About the role:We are looking for an experienced and highly motivated Lead Vector Compute Architect to lead the architecture definition and technical direction for Bolt's next-generation GPUs. The ideal candidate will have strong expertise in data parallel compute unit architecture development, performance modeling, data path integration, and cross-functional collaboration across hardware, software, and systems teams.
This role involves defining scalable and high-performance architectures for advanced compute workloads including graphics, HPC, and system management. This role is on-site and requires someone to be local to the Bay Area.
What you'll do:- Define data parallel microarchitecture satisfying ISA constraints.
- Drive architecture tradeoff analysis for performance, power, area, bandwidth, latency, and scalability.
- Develop and review system architecture specifications, interface definitions, and microarchitecture requirements.
- Collaborate with RTL, verification, physical design, firmware, software, and system teams throughout the development cycle.
- Lead performance modeling, workload analysis, and bottleneck identification using C/C++/SystemC or similar modeling environments.
- Define memory hierarchy, coherency architecture, and cache structures.
- Work closely with verification teams to define architectural test plans and validation strategies.
- Support silicon bring-up, debug, performance tuning, and post-silicon optimization.
- Contribute to long-term technology and product roadmap planning.
Qualifications:- Strong understanding of modern data parallel microarchitectures and subsystem integration.
- Bachelor's or Master's degree in Electrical Engineering, Computer Engineering, Computer Science, or related field.
- 6+ years of experience in modern data parallel microarchitecture including:
- Workload characterization and profiling
- Out-of-order data dependency and control
- Utilization / occupancy optimization
- High-performance architecture design techniques
Experience with one or more of the following: - CPU/GPU/NPU architectures
- NoC/interconnect architectures
- Cache coherency protocols (CHI/ACE/CXL)
- High-speed interfaces (PCIe, UCIe, Ethernet)

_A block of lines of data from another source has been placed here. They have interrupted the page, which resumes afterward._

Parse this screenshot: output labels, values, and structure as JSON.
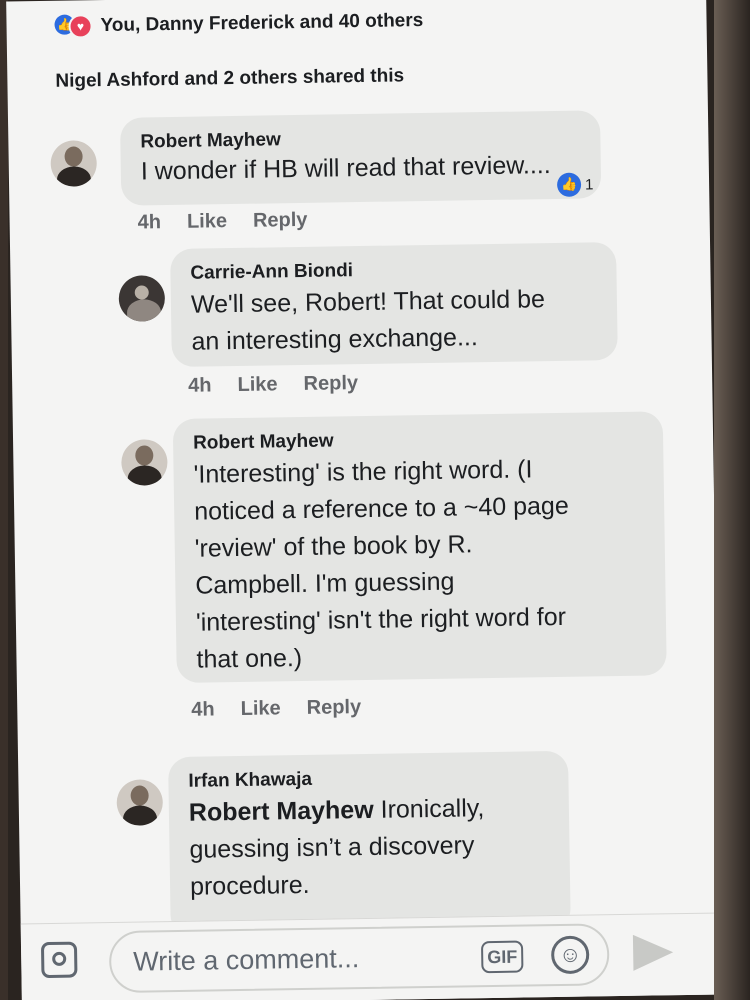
{
  "post": {
    "reactions_text": "You, Danny Frederick and 40 others",
    "shared_text": "Nigel Ashford and 2 others shared this"
  },
  "comments": [
    {
      "author": "Robert Mayhew",
      "text": "I wonder if HB will read that review....",
      "time": "4h",
      "like_label": "Like",
      "reply_label": "Reply",
      "like_count": "1"
    },
    {
      "author": "Carrie-Ann Biondi",
      "text_lines": [
        "We'll see, Robert! That could be",
        "an interesting exchange..."
      ],
      "time": "4h",
      "like_label": "Like",
      "reply_label": "Reply"
    },
    {
      "author": "Robert Mayhew",
      "text_lines": [
        "'Interesting' is the right word. (I",
        "noticed a reference to a ~40 page",
        "'review' of the book by R.",
        "Campbell. I'm guessing",
        "'interesting' isn't the right word for",
        "that one.)"
      ],
      "time": "4h",
      "like_label": "Like",
      "reply_label": "Reply"
    },
    {
      "author": "Irfan Khawaja",
      "mention": "Robert Mayhew",
      "text_lines": [
        "Ironically,",
        "guessing isn’t a discovery",
        "procedure."
      ]
    }
  ],
  "composer": {
    "placeholder": "Write a comment...",
    "gif_label": "GIF"
  },
  "icons": {
    "like": "like-icon",
    "love": "love-icon",
    "camera": "camera-icon",
    "emoji": "emoji-icon",
    "send": "send-icon"
  },
  "colors": {
    "like_blue": "#2d6cdf",
    "love_red": "#e8415a",
    "bubble_gray": "#e4e5e3"
  }
}
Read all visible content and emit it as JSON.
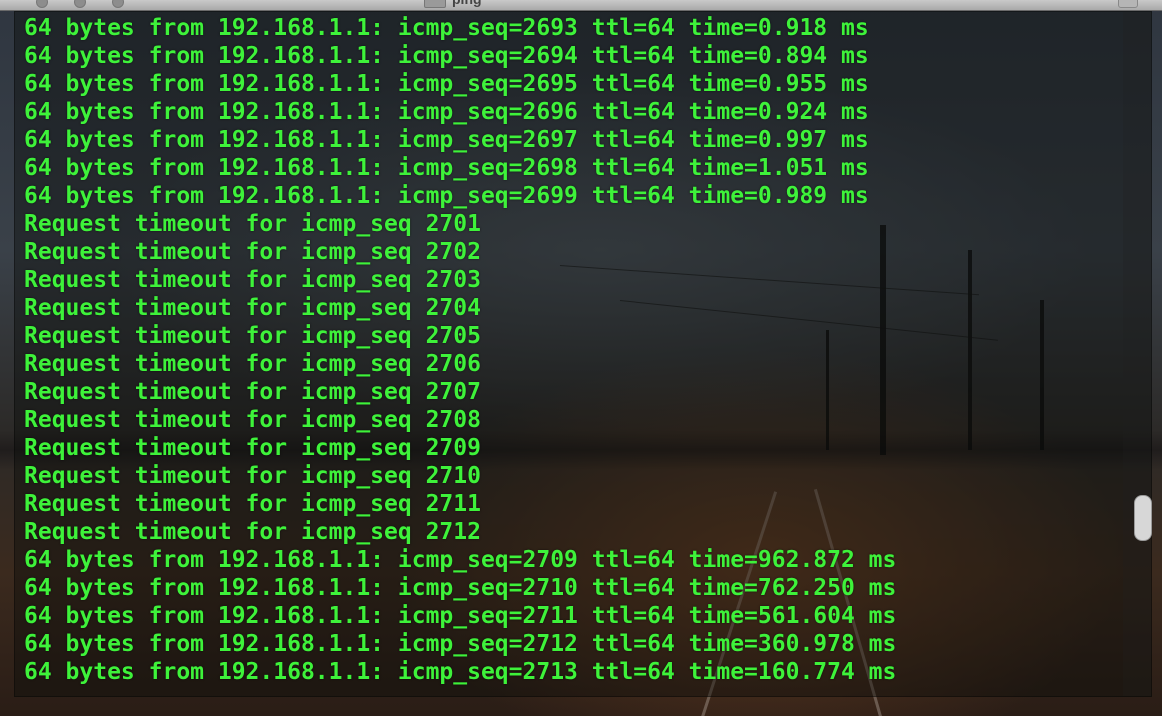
{
  "window": {
    "title": "ping"
  },
  "terminal": {
    "text_color": "#3ef23a",
    "lines": [
      "64 bytes from 192.168.1.1: icmp_seq=2693 ttl=64 time=0.918 ms",
      "64 bytes from 192.168.1.1: icmp_seq=2694 ttl=64 time=0.894 ms",
      "64 bytes from 192.168.1.1: icmp_seq=2695 ttl=64 time=0.955 ms",
      "64 bytes from 192.168.1.1: icmp_seq=2696 ttl=64 time=0.924 ms",
      "64 bytes from 192.168.1.1: icmp_seq=2697 ttl=64 time=0.997 ms",
      "64 bytes from 192.168.1.1: icmp_seq=2698 ttl=64 time=1.051 ms",
      "64 bytes from 192.168.1.1: icmp_seq=2699 ttl=64 time=0.989 ms",
      "Request timeout for icmp_seq 2701",
      "Request timeout for icmp_seq 2702",
      "Request timeout for icmp_seq 2703",
      "Request timeout for icmp_seq 2704",
      "Request timeout for icmp_seq 2705",
      "Request timeout for icmp_seq 2706",
      "Request timeout for icmp_seq 2707",
      "Request timeout for icmp_seq 2708",
      "Request timeout for icmp_seq 2709",
      "Request timeout for icmp_seq 2710",
      "Request timeout for icmp_seq 2711",
      "Request timeout for icmp_seq 2712",
      "64 bytes from 192.168.1.1: icmp_seq=2709 ttl=64 time=962.872 ms",
      "64 bytes from 192.168.1.1: icmp_seq=2710 ttl=64 time=762.250 ms",
      "64 bytes from 192.168.1.1: icmp_seq=2711 ttl=64 time=561.604 ms",
      "64 bytes from 192.168.1.1: icmp_seq=2712 ttl=64 time=360.978 ms",
      "64 bytes from 192.168.1.1: icmp_seq=2713 ttl=64 time=160.774 ms"
    ]
  },
  "scrollbar": {
    "position_fraction": 0.74
  }
}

- Memory systems (DDR, LPDDR, HBM, GDDR)
- Power, performance, and area optimization
- Strong knowledge of RTL development and verification methodologies.
- Experience with architecture modeling and performance analysis tools.
- Familiarity with firmware/software interaction in complex SoC systems.
- Excellent problem-solving, communication, and leadership skills.
Compensation Range: $180,000-$220,000 per year (California). This range represents the anticipated base pay for this role; the final offer may vary based on qualifications, experience, and location.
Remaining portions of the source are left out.